Во времена античности, когда вскрытие человеческих тел не практиковалось, исследование анатомии животных дало первые знания о внутреннем строении живых существ. Оно же привело и к первым ошибкам, вызванным попытками использовать анатомию животных для описания человека. Еще больше информации давала вивисекция. Благодаря этой жестокой практике были получены первые знания о физиологии, которые невозможно было получить другим способом. Так, определить функции блуждающего нерва за сотни лет до открытия электричества можно было, только перерезав его у живого существа. Но даже на Галена, если верить его записям, выражение страдания на лице вскрываемой заживо обезьяны произвело впечатление столь тяжкое, что он прекратил вивисекции приматов и переключился на свиней.
После долгого перерыва использование животных стало вновь популярным в эпоху научной революции. Уильям Гарвей настолько убедительно и эффектно показал, какие возможности оно открывает, что за публикацией его работ по кровообращению последовала целая серия вдохновленных ими экспериментов.
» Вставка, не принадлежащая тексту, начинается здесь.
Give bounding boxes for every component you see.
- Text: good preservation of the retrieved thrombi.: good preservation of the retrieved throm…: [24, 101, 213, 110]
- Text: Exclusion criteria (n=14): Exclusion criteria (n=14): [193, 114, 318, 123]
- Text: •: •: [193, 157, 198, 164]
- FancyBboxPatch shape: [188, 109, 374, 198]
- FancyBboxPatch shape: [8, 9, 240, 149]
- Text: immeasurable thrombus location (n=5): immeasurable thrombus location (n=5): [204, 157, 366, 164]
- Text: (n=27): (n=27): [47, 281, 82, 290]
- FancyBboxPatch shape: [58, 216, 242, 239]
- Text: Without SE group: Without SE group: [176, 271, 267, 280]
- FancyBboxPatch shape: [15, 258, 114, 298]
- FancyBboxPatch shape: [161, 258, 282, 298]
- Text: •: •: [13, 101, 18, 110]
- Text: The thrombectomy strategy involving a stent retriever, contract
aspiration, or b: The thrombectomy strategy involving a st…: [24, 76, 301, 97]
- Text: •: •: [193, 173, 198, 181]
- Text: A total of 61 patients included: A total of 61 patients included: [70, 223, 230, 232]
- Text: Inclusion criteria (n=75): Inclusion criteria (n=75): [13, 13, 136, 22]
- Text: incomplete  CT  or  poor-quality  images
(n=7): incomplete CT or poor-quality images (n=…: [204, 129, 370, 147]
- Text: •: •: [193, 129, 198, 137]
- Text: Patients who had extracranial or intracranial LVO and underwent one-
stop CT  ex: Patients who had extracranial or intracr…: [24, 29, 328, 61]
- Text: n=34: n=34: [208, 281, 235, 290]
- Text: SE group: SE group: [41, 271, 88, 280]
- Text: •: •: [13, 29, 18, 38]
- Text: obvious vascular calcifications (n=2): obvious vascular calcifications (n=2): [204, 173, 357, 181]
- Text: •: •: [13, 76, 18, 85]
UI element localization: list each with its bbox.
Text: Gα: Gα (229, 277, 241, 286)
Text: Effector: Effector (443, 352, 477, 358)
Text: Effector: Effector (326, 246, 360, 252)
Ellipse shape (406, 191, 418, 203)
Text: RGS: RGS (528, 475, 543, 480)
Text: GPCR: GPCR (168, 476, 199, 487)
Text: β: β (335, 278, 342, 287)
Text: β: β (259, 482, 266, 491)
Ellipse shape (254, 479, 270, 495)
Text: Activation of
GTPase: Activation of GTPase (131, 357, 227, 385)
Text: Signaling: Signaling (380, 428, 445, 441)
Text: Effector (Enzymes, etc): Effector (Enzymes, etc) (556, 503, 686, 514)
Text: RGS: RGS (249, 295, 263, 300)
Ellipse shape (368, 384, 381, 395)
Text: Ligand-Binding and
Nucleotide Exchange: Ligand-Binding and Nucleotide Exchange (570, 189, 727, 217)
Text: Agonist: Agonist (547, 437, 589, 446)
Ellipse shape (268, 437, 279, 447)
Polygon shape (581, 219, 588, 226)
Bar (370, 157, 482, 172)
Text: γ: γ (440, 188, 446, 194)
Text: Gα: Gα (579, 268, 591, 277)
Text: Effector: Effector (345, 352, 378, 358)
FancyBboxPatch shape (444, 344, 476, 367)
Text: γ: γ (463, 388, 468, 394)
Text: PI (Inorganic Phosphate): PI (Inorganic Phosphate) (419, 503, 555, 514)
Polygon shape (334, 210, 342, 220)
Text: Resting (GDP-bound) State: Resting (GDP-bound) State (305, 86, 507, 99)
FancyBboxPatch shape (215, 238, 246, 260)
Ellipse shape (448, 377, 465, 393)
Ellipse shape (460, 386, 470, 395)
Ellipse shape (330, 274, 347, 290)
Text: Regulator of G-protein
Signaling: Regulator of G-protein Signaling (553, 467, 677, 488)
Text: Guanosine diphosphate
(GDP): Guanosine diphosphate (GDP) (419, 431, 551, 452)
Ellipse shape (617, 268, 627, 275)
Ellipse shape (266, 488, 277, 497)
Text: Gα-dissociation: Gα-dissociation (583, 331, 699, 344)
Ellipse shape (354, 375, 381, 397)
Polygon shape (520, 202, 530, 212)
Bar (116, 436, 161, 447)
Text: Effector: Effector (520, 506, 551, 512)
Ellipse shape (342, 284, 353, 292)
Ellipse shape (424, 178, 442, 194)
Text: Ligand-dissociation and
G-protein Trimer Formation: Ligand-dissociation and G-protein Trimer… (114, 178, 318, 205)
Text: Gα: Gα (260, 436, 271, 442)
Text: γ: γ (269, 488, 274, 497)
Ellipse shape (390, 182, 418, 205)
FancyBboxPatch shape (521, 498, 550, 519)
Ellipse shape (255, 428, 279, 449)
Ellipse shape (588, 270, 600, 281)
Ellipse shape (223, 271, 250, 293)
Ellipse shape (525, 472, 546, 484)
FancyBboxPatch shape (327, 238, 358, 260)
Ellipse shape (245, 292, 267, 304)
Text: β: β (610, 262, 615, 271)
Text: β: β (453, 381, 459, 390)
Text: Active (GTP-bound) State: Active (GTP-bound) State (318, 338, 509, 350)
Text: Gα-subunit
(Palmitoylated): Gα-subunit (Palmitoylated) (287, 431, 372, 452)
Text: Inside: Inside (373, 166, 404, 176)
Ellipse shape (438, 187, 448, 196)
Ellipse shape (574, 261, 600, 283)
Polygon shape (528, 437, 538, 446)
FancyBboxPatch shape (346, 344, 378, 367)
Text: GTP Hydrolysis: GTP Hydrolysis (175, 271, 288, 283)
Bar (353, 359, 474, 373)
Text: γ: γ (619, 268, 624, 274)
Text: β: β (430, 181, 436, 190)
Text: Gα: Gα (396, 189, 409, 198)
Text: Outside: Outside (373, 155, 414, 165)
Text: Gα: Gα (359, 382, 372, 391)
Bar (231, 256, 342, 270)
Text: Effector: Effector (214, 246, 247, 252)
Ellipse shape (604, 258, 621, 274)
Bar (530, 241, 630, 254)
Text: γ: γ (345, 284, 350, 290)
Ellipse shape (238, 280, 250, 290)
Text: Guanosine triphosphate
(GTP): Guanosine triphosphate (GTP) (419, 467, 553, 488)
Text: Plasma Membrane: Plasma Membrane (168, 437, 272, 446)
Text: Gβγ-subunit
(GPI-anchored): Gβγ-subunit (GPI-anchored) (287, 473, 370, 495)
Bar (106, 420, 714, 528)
Гарвей не только правильно описал систему кровообращения, но и предположил, что попадающие в желудок вещества всасываются и поступают в кровь, которая затем разносит их по всему телу, исполняя роль универсальной транспортной системы организма. В 1656 году эту теорию решил проверить член Королевского общества и один из основателей современной химии Роберт Бойл. Для эксперимента Бойл раздобыл крупного пса. Судя по оставленным записям, Бойл не тратил денег на покупку животных и считал вполне нормальным присваивать увязавшихся за ним на улице или зашедших в дом чужих собак. Собрав “несколько известных врачей и других ученых людей” и поручив им держать пса, Бойл ввел ему в вену спиртовой раствор опиума. Результат не заставил себя ждать: едва встав на ноги, пес принялся трясти головой, шататься и крутиться на месте, пытаясь сохранить равновесие. Введение в кровь явно было самым эффективным способом заставить вещество действовать. Пес выжил, остался у Бойла, стал знаменит и растолстел. Правда, впоследствии был похищен – возможно, другим экспериментатором.